Confirm that everything works well by running the tests: pytest .

Setting up code formatting and linting (recommended)

pre-commit is configured in the development environment for this repository, and can be set up to automatically run a number of code linters and formatters on any commit you make according to the consistent code style set for this project.

Run the following from the repository root to install the configured pre-commit "hooks" for your local clone of the repo:

pre-commit install

pre-commit will now run automatically whenever you run git commit.

Updating Python lock-file

The requirements.txt file is automatically generated from the setup.cfg constraints. To update it, we use pip-compile from the pip-tools package. Here is how you can use these tools to update the requirements.txt file.

Note: pip-compile will update dependencies based on the Python version of the environment it's running in.

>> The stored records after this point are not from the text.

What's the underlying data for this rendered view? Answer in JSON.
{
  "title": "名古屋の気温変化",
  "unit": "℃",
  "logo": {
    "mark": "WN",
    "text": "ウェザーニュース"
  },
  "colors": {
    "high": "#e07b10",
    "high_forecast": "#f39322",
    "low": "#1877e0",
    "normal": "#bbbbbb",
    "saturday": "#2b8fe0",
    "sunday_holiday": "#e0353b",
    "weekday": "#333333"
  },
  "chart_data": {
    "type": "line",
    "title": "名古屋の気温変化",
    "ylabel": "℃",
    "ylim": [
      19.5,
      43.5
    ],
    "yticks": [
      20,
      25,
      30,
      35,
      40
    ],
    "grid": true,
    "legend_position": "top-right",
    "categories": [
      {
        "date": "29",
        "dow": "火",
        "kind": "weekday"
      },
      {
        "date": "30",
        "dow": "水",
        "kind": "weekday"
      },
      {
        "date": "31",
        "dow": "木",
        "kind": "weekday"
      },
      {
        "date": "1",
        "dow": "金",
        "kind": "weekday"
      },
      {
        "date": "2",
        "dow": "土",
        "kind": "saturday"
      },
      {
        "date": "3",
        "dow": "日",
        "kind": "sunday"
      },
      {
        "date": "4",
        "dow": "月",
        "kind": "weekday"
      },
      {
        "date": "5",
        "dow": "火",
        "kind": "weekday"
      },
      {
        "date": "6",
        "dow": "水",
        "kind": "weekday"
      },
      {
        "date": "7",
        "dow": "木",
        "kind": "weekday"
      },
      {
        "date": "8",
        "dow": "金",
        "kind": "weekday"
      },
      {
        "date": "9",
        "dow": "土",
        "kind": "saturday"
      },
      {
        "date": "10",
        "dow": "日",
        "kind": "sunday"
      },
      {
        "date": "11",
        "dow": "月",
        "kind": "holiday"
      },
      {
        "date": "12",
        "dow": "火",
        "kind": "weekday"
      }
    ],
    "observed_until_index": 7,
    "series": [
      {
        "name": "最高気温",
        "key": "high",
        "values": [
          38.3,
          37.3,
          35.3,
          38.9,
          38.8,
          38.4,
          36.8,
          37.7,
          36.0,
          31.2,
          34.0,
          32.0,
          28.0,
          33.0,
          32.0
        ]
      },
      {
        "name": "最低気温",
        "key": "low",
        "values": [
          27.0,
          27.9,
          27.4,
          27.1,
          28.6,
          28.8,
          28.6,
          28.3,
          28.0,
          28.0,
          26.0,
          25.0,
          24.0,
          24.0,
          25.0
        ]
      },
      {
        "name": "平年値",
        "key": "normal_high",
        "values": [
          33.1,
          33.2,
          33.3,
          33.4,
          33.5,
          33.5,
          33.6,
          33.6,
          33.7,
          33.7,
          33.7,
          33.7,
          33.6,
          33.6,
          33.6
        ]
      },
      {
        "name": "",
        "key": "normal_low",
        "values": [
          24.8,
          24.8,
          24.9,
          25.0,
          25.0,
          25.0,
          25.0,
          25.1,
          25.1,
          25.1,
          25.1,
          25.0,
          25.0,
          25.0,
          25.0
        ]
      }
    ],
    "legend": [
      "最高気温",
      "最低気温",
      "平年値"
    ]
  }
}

  1. Ensure pip-tools is installed:
    pip install pip-tools
  2. Update the runtime dependencies in requirements.txt:
    pip-compile -o requirements.txt --upgrade
  3. The above command only updates the runtime dependencies. Now, update the developer dependencies in dev_requirements.txt:
    pip-compile -o dev_requirements.txt --extra all --upgrade

Regenerating the Neurobagel vocabulary file

Terms in the Neurobagel namespace (nb prefix) and their class relationships are serialized to a file called nb_vocab.ttl, which is automatically uploaded to new Neurobagel graph deployments. This vocabulary is used by Neurobagel APIs to fetch available attributes and attribute instances from a graph store.

When the Neurobagel graph data model is updated (e.g., if new classes or subclasses are created), this file should be regenerated by running:

python generate_nb_vocab_file.py

This will create a file called nb_vocab.ttl in the current working directory.